Effect of adding CCTA to clinical evaluation for acute chest pain
  Clinical evaluation alone Clinical evaluation plus CCTA p-value
Length of stay 20.3 hours 27.9 hours < 0.001
Total cost (median) $2,261 $2,584 0.009
Radiation exposure 0 9.9 mSv < 0.001
Diagnostic testing 2% 11% < 0.001

Performing CCTA after clinical evaluation did not reduce major adverse cardiac events or detect ACS more effectively than clinical evaluation alone. Moreover, both modes of diagnosis resulted in the same rate of surgical intervention in the 28-day follow-up period.

The CCTA controversy

Major trials such as the Prospective Multicenter Imaging Study for Evaluation of Chest Pain (PROMISE) and the Scottish Computed Tomography of the Heart (SCOT-HEART) trial have shown coronary CTA to be clinically useful in cases of acute chest pain -- reducing adverse event rates and facilitating care management changes.

Subsequent research since these trials has also indicated that CCTA can help reduce the need for invasive coronary angiography as well as the duration of hospital stays. Moreover, studies have shown that CCTA provides clearer results in chest pain, which can help physicians in their decision-making process.

Somewhat defying these conclusions, the current study suggests that coronary CTA is not the best alternative for diagnosing ACS in low- to intermediate-risk patients with acute chest pain.

"The goal of the [emergency department] evaluation is not to make a diagnosis of CAD, but rather to rule out the diagnosis of ACS," the authors wrote. "Our results and those of others suggest that noninvasive testing does not achieve this goal in the [emergency department] setting."

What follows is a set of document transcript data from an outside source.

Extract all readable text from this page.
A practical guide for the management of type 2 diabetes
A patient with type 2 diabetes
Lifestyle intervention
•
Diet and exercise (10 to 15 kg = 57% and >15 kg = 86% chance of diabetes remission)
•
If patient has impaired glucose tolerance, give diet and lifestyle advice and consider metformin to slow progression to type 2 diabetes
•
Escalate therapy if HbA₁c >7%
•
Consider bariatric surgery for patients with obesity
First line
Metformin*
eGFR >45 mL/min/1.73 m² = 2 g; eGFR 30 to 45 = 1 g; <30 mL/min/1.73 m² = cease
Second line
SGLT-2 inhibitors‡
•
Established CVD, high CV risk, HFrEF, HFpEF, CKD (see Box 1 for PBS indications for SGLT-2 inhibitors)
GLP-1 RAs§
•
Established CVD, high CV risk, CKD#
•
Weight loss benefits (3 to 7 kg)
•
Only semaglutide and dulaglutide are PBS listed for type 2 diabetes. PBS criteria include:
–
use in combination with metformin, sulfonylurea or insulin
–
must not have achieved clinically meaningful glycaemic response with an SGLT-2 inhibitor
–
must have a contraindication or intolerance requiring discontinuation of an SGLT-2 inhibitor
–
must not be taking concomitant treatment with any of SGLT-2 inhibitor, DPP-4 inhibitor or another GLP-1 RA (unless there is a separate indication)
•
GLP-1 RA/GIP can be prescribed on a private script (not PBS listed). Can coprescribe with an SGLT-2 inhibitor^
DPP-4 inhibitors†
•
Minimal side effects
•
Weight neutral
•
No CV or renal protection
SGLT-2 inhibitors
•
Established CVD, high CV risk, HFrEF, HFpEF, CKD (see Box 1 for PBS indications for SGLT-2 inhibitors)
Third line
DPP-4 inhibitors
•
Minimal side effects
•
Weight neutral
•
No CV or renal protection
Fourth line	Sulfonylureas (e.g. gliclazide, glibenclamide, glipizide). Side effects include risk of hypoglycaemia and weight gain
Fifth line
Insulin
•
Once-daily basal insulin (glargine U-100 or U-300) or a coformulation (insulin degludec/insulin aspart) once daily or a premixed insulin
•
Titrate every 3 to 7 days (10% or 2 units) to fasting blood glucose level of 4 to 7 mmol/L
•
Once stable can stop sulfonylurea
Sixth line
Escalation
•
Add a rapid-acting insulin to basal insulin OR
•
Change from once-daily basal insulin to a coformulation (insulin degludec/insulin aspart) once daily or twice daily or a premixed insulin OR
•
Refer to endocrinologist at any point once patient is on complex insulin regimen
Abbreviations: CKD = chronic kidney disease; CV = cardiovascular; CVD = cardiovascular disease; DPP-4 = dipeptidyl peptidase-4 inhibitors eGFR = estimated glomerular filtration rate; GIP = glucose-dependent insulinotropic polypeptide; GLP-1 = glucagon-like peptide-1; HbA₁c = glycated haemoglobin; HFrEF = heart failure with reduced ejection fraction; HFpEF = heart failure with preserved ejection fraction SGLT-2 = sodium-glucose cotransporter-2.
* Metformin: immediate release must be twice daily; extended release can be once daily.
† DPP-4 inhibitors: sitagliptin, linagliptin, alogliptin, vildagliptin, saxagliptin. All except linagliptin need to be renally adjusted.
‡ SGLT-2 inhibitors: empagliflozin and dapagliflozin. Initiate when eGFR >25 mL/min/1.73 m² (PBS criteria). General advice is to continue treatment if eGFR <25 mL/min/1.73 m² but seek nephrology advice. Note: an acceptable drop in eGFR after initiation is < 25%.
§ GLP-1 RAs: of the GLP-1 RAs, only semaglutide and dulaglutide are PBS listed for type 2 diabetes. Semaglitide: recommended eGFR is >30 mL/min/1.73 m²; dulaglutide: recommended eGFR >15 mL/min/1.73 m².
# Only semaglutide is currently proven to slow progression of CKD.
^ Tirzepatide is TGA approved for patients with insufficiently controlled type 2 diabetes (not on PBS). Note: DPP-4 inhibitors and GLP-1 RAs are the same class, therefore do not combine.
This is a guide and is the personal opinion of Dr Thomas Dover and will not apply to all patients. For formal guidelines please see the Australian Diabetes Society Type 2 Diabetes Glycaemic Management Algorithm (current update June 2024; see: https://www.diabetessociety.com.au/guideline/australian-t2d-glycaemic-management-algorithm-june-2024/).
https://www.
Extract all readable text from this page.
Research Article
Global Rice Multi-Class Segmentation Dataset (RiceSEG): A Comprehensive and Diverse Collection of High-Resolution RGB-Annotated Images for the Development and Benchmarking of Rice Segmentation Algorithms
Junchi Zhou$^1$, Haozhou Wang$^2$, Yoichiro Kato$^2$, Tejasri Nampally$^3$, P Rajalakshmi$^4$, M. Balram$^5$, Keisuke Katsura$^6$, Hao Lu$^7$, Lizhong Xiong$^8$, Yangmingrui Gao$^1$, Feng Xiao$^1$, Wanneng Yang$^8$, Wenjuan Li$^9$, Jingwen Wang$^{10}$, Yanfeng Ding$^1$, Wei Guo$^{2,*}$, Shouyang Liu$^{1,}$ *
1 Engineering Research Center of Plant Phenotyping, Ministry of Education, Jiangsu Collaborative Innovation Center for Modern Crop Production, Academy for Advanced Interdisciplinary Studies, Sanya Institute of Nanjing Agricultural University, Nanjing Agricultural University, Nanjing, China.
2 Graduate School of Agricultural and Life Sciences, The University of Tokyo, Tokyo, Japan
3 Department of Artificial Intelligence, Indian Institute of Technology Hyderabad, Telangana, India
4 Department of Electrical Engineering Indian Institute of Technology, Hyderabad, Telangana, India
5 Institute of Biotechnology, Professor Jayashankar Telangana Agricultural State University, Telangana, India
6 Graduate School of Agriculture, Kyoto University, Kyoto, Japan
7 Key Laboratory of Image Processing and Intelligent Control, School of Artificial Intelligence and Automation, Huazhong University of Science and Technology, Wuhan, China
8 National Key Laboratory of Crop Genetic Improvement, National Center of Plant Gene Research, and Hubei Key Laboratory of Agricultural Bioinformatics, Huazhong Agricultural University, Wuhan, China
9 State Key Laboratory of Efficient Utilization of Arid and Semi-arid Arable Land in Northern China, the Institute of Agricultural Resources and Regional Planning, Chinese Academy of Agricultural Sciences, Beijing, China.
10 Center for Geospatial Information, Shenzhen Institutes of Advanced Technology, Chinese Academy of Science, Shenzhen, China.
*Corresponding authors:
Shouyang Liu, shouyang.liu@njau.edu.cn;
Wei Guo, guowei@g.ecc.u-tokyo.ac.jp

This claim comes with limitations acknowledged by the authors and further reiterated by other physicians -- including a relatively short follow-up period of 28 days and the evaluation of patients only during weekday, daytime hours.

"While the findings are suggestive that [CCTA] testing may safely be omitted in such patients, the results are not definitive," wrote Dr. Gregory Curfman of Harvard Medical School in an accompanying editorial. "The study was not designed or powered to address this question, and patients were not randomized to testing."

Even suggesting that CCTA be omitted seems like a stretch, Dr. Joseph Schoepf from the Medical University of South Carolina (MUSC) told AuntMinnie.com in response to this study.

"Trying to derive sweeping conclusions based on this small sample size falls short in the face of much larger investigations showing substantial improvement in patient management and outcome when CCTA is used over clinical evaluation," Schoepf said. "The advantages of using CCTA for acute chest pain testing would be much more relevant if applied broadly across the field like radiologists do at all times instead of only during bank hours."

The future of CCTA

While CCTA has proved its potential as a diagnostic tool, the findings of this study, at a minimum, ensure that the ongoing debate regarding the most appropriate strategy for diagnosing ACS will continue. What is certain is the need for further clinical research equipped to tackle this issue on a larger scale.

This study should motivate the performance of a randomized clinical trial of noninvasive testing to address this important clinical question, according to Curfman.

"While awaiting a trial, clinicians may wish to consider following patients with low-risk chest pain and reserving noninvasive testing if indicated by subsequent events," he wrote.